ECB interest rate hike: a step too far?
The ECB has raised the key interest rate again by 0.25 percentage points to 4.25 percent. The goal of this ninth increase within a year is to reduce inflation in the Eurozone - which currently stands at 5.5 percent - to 2 percent. Commentators voice understanding for the move but also concern about a recession.
Time to give borrowers a break
The Irish Times warns of the consequences of further interest rate hikes:
“A concern for the ECB will be that it has moved too far, too fast, unnecessarily suppressing economic growth and helping to drive the euro zone economy into a recession. ...There is surely a strong case now for the ECB to wait and see the full impact of the interest rate increases announced so far. A significant burden has already been placed on homebuyers and growth in many euro economies is weak. It is time to give borrowers a break.”
Bad for wallets but good for the future
The ECB chief is making the right decisions, says ABC:
“Christine Lagarde's message was that the interest rate hike was having an effect, but that the crisis could not be considered solved. ... Inflation, particularly core inflation, remains high, and in countries like Germany it has not been sufficiently controlled, so a rise in the price of money to 5 percent or even higher cannot be ruled out. This is not good news for people's wallets but it remains the only viable recipe to prevent inflation from spiralling further out of control.”
We are lagging behind
Le Temps complains of a lack of foresight:
“The tone has changed. In the coming weeks and months, as we observe the potential damage from the slowdown that central banks have inflicted on their economies, doubts will gain traction. Have they gone too far even as growth was plummeting so dangerously? This question is nothing new, but only now do we dare ask it. Because, as is almost always the case in matters of economics and finance, we are lagging behind reality.”

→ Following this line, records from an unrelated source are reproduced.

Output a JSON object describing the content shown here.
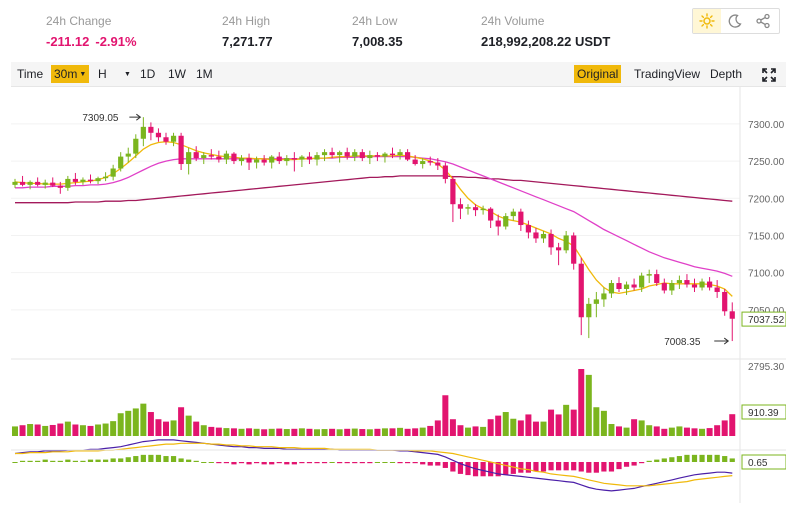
{
  "stats": {
    "change": {
      "label": "24h Change",
      "value": "-211.12",
      "percent": "-2.91%"
    },
    "high": {
      "label": "24h High",
      "value": "7,271.77"
    },
    "low": {
      "label": "24h Low",
      "value": "7,008.35"
    },
    "volume": {
      "label": "24h Volume",
      "value": "218,992,208.22 USDT"
    }
  },
  "icons": [
    "sun-icon",
    "moon-icon",
    "share-icon"
  ],
  "toolbar": {
    "time_label": "Time",
    "interval_label": "30m",
    "hour_label": "H",
    "d1_label": "1D",
    "w1_label": "1W",
    "m1_label": "1M",
    "original_label": "Original",
    "tradingview_label": "TradingView",
    "depth_label": "Depth"
  },
  "colors": {
    "up": "#7bb51e",
    "down": "#e2146f",
    "accent": "#f0b90b",
    "ma_fast": "#f0b90b",
    "ma_mid": "#e040c8",
    "ma_slow": "#a3195b"
  },
  "price_axis": {
    "ticks": [
      "7300.00",
      "7250.00",
      "7200.00",
      "7150.00",
      "7100.00",
      "7050.00"
    ],
    "current_price": "7037.52"
  },
  "annotations": {
    "high_marker": "7309.05",
    "low_marker": "7008.35"
  },
  "volume_axis": {
    "max_label": "2795.30",
    "current_volume": "910.39"
  },
  "macd_axis": {
    "current_value": "0.65"
  },
  "chart_data": {
    "type": "candlestick",
    "ylim": [
      7000,
      7320
    ],
    "candles": [
      [
        7218,
        7226,
        7214,
        7222
      ],
      [
        7222,
        7230,
        7216,
        7218
      ],
      [
        7218,
        7224,
        7212,
        7222
      ],
      [
        7222,
        7228,
        7216,
        7218
      ],
      [
        7218,
        7225,
        7213,
        7221
      ],
      [
        7221,
        7228,
        7215,
        7217
      ],
      [
        7217,
        7222,
        7206,
        7214
      ],
      [
        7214,
        7230,
        7210,
        7226
      ],
      [
        7226,
        7234,
        7218,
        7222
      ],
      [
        7222,
        7228,
        7218,
        7225
      ],
      [
        7225,
        7232,
        7220,
        7223
      ],
      [
        7223,
        7229,
        7219,
        7227
      ],
      [
        7227,
        7235,
        7223,
        7229
      ],
      [
        7229,
        7245,
        7224,
        7240
      ],
      [
        7240,
        7262,
        7236,
        7256
      ],
      [
        7256,
        7268,
        7248,
        7260
      ],
      [
        7260,
        7286,
        7254,
        7280
      ],
      [
        7280,
        7309,
        7270,
        7296
      ],
      [
        7296,
        7302,
        7278,
        7288
      ],
      [
        7288,
        7294,
        7276,
        7282
      ],
      [
        7282,
        7288,
        7272,
        7276
      ],
      [
        7276,
        7288,
        7270,
        7284
      ],
      [
        7284,
        7288,
        7238,
        7246
      ],
      [
        7246,
        7268,
        7232,
        7262
      ],
      [
        7262,
        7270,
        7250,
        7254
      ],
      [
        7254,
        7262,
        7246,
        7258
      ],
      [
        7258,
        7266,
        7252,
        7256
      ],
      [
        7256,
        7264,
        7248,
        7252
      ],
      [
        7252,
        7264,
        7246,
        7260
      ],
      [
        7260,
        7262,
        7246,
        7250
      ],
      [
        7250,
        7258,
        7244,
        7254
      ],
      [
        7254,
        7260,
        7238,
        7248
      ],
      [
        7248,
        7256,
        7240,
        7252
      ],
      [
        7252,
        7258,
        7244,
        7248
      ],
      [
        7248,
        7258,
        7240,
        7256
      ],
      [
        7256,
        7262,
        7246,
        7250
      ],
      [
        7250,
        7258,
        7244,
        7254
      ],
      [
        7254,
        7262,
        7236,
        7252
      ],
      [
        7252,
        7258,
        7242,
        7256
      ],
      [
        7256,
        7262,
        7246,
        7252
      ],
      [
        7252,
        7262,
        7244,
        7258
      ],
      [
        7258,
        7266,
        7250,
        7262
      ],
      [
        7262,
        7268,
        7254,
        7258
      ],
      [
        7258,
        7264,
        7248,
        7262
      ],
      [
        7262,
        7268,
        7252,
        7256
      ],
      [
        7256,
        7266,
        7250,
        7262
      ],
      [
        7262,
        7266,
        7250,
        7254
      ],
      [
        7254,
        7264,
        7246,
        7258
      ],
      [
        7258,
        7262,
        7250,
        7256
      ],
      [
        7256,
        7262,
        7248,
        7260
      ],
      [
        7260,
        7268,
        7254,
        7258
      ],
      [
        7258,
        7266,
        7252,
        7262
      ],
      [
        7262,
        7266,
        7250,
        7252
      ],
      [
        7252,
        7258,
        7244,
        7246
      ],
      [
        7246,
        7254,
        7240,
        7250
      ],
      [
        7250,
        7256,
        7244,
        7248
      ],
      [
        7248,
        7254,
        7238,
        7244
      ],
      [
        7244,
        7248,
        7220,
        7226
      ],
      [
        7226,
        7230,
        7168,
        7192
      ],
      [
        7192,
        7200,
        7172,
        7186
      ],
      [
        7186,
        7192,
        7178,
        7188
      ],
      [
        7188,
        7192,
        7176,
        7184
      ],
      [
        7184,
        7190,
        7178,
        7186
      ],
      [
        7186,
        7188,
        7160,
        7170
      ],
      [
        7170,
        7178,
        7150,
        7162
      ],
      [
        7162,
        7180,
        7158,
        7176
      ],
      [
        7176,
        7186,
        7170,
        7182
      ],
      [
        7182,
        7186,
        7156,
        7164
      ],
      [
        7164,
        7170,
        7146,
        7154
      ],
      [
        7154,
        7160,
        7140,
        7146
      ],
      [
        7146,
        7156,
        7140,
        7152
      ],
      [
        7152,
        7158,
        7124,
        7134
      ],
      [
        7134,
        7140,
        7110,
        7130
      ],
      [
        7130,
        7156,
        7126,
        7150
      ],
      [
        7150,
        7154,
        7104,
        7112
      ],
      [
        7112,
        7120,
        7016,
        7040
      ],
      [
        7040,
        7066,
        7012,
        7058
      ],
      [
        7058,
        7074,
        7040,
        7064
      ],
      [
        7064,
        7080,
        7054,
        7072
      ],
      [
        7072,
        7090,
        7066,
        7086
      ],
      [
        7086,
        7094,
        7074,
        7078
      ],
      [
        7078,
        7088,
        7070,
        7084
      ],
      [
        7084,
        7092,
        7076,
        7080
      ],
      [
        7080,
        7100,
        7074,
        7096
      ],
      [
        7096,
        7104,
        7086,
        7098
      ],
      [
        7098,
        7104,
        7082,
        7086
      ],
      [
        7086,
        7092,
        7072,
        7076
      ],
      [
        7076,
        7090,
        7070,
        7086
      ],
      [
        7086,
        7096,
        7078,
        7090
      ],
      [
        7090,
        7098,
        7080,
        7084
      ],
      [
        7084,
        7092,
        7074,
        7080
      ],
      [
        7080,
        7092,
        7076,
        7088
      ],
      [
        7088,
        7094,
        7076,
        7080
      ],
      [
        7080,
        7090,
        7066,
        7074
      ],
      [
        7074,
        7078,
        7042,
        7048
      ],
      [
        7048,
        7060,
        7008,
        7038
      ]
    ],
    "ma_fast": [
      7222,
      7221,
      7220,
      7220,
      7219,
      7219,
      7219,
      7220,
      7221,
      7222,
      7223,
      7225,
      7228,
      7233,
      7240,
      7248,
      7257,
      7266,
      7272,
      7275,
      7276,
      7275,
      7272,
      7268,
      7264,
      7261,
      7259,
      7257,
      7256,
      7255,
      7254,
      7254,
      7253,
      7253,
      7252,
      7252,
      7252,
      7252,
      7253,
      7253,
      7254,
      7254,
      7255,
      7256,
      7256,
      7257,
      7257,
      7257,
      7257,
      7257,
      7257,
      7258,
      7257,
      7255,
      7253,
      7250,
      7246,
      7238,
      7226,
      7212,
      7200,
      7191,
      7186,
      7182,
      7176,
      7172,
      7170,
      7168,
      7164,
      7160,
      7156,
      7152,
      7146,
      7142,
      7136,
      7120,
      7104,
      7090,
      7080,
      7074,
      7072,
      7074,
      7076,
      7078,
      7082,
      7084,
      7086,
      7085,
      7085,
      7085,
      7085,
      7085,
      7084,
      7082,
      7078,
      7068
    ],
    "ma_mid": [
      7214,
      7214,
      7215,
      7215,
      7215,
      7216,
      7216,
      7216,
      7217,
      7217,
      7218,
      7218,
      7219,
      7221,
      7224,
      7228,
      7233,
      7238,
      7243,
      7247,
      7250,
      7252,
      7253,
      7253,
      7253,
      7253,
      7253,
      7253,
      7253,
      7253,
      7253,
      7253,
      7253,
      7253,
      7253,
      7253,
      7253,
      7253,
      7253,
      7253,
      7254,
      7254,
      7254,
      7255,
      7255,
      7255,
      7256,
      7256,
      7256,
      7256,
      7256,
      7256,
      7256,
      7255,
      7254,
      7253,
      7251,
      7249,
      7246,
      7242,
      7238,
      7234,
      7230,
      7226,
      7222,
      7218,
      7214,
      7210,
      7206,
      7202,
      7198,
      7194,
      7190,
      7186,
      7182,
      7176,
      7170,
      7164,
      7158,
      7153,
      7148,
      7143,
      7138,
      7133,
      7128,
      7124,
      7120,
      7117,
      7114,
      7111,
      7108,
      7106,
      7104,
      7102,
      7099,
      7095
    ],
    "ma_slow": [
      7194,
      7194,
      7194,
      7194,
      7194,
      7194,
      7194,
      7194,
      7195,
      7195,
      7195,
      7195,
      7196,
      7196,
      7196,
      7197,
      7197,
      7198,
      7199,
      7200,
      7201,
      7202,
      7203,
      7204,
      7205,
      7206,
      7207,
      7208,
      7209,
      7210,
      7211,
      7212,
      7213,
      7214,
      7215,
      7216,
      7217,
      7218,
      7219,
      7220,
      7221,
      7222,
      7223,
      7224,
      7225,
      7226,
      7227,
      7228,
      7228,
      7229,
      7229,
      7230,
      7230,
      7230,
      7230,
      7230,
      7230,
      7230,
      7229,
      7229,
      7228,
      7228,
      7227,
      7226,
      7226,
      7225,
      7224,
      7224,
      7223,
      7222,
      7221,
      7220,
      7219,
      7218,
      7217,
      7216,
      7215,
      7214,
      7213,
      7212,
      7211,
      7210,
      7209,
      7208,
      7207,
      7206,
      7205,
      7204,
      7203,
      7202,
      7201,
      7200,
      7199,
      7198,
      7197,
      7196
    ],
    "volume": [
      400,
      450,
      500,
      480,
      420,
      460,
      520,
      600,
      480,
      450,
      420,
      480,
      520,
      620,
      950,
      1050,
      1150,
      1350,
      1000,
      700,
      600,
      650,
      1200,
      850,
      600,
      450,
      380,
      350,
      330,
      320,
      300,
      320,
      300,
      280,
      300,
      310,
      290,
      300,
      320,
      300,
      280,
      290,
      300,
      280,
      300,
      310,
      290,
      280,
      300,
      320,
      320,
      340,
      300,
      320,
      350,
      420,
      650,
      1700,
      700,
      450,
      350,
      400,
      380,
      700,
      850,
      1000,
      720,
      650,
      900,
      600,
      600,
      1100,
      900,
      1300,
      1100,
      2795,
      2550,
      1200,
      1050,
      500,
      400,
      350,
      700,
      650,
      450,
      400,
      300,
      350,
      400,
      350,
      320,
      300,
      330,
      450,
      650,
      910
    ],
    "volume_max": 2795.3,
    "macd_line": [
      10,
      11,
      12,
      12,
      13,
      13,
      13,
      14,
      14,
      14,
      15,
      15,
      16,
      17,
      18,
      20,
      22,
      24,
      25,
      26,
      26,
      26,
      25,
      24,
      23,
      22,
      21,
      20,
      19,
      18,
      18,
      17,
      17,
      16,
      16,
      16,
      15,
      15,
      15,
      15,
      15,
      15,
      15,
      14,
      14,
      14,
      14,
      14,
      14,
      14,
      14,
      13,
      13,
      12,
      11,
      10,
      9,
      6,
      2,
      -2,
      -5,
      -8,
      -10,
      -12,
      -14,
      -15,
      -16,
      -17,
      -18,
      -19,
      -20,
      -21,
      -22,
      -23,
      -24,
      -27,
      -30,
      -32,
      -33,
      -34,
      -33,
      -32,
      -31,
      -29,
      -27,
      -25,
      -23,
      -21,
      -19,
      -17,
      -15,
      -14,
      -13,
      -12,
      -12,
      -13
    ],
    "signal_line": [
      10,
      10,
      11,
      11,
      11,
      12,
      12,
      12,
      13,
      13,
      13,
      13,
      14,
      14,
      15,
      16,
      17,
      18,
      19,
      20,
      21,
      21,
      22,
      22,
      22,
      22,
      21,
      21,
      20,
      20,
      19,
      19,
      18,
      18,
      18,
      17,
      17,
      17,
      16,
      16,
      16,
      16,
      15,
      15,
      15,
      15,
      15,
      15,
      14,
      14,
      14,
      14,
      14,
      13,
      13,
      13,
      12,
      11,
      10,
      8,
      6,
      4,
      2,
      0,
      -2,
      -4,
      -6,
      -8,
      -9,
      -11,
      -12,
      -14,
      -15,
      -16,
      -17,
      -19,
      -21,
      -23,
      -25,
      -26,
      -27,
      -28,
      -28,
      -28,
      -28,
      -27,
      -26,
      -25,
      -24,
      -23,
      -21,
      -20,
      -19,
      -18,
      -17,
      -16
    ]
  }
}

Good medicine tastes bitter
Economically speaking, the ECB's policy of increasing interest rates is the right approach, La Stampa believes:
“A bitter medicine for sure, but one whose effectiveness is now becoming apparent, while the side effects are anything but dreadful. ... [With the interest rate hikes in the spring] it was not so much the business community that voiced protests against Frankfurt but the politicians who feared that higher interest on national debt would leave them with too little money to spend; they feared the end of the 'cheap money' that was the right choice in the years of the pandemic.”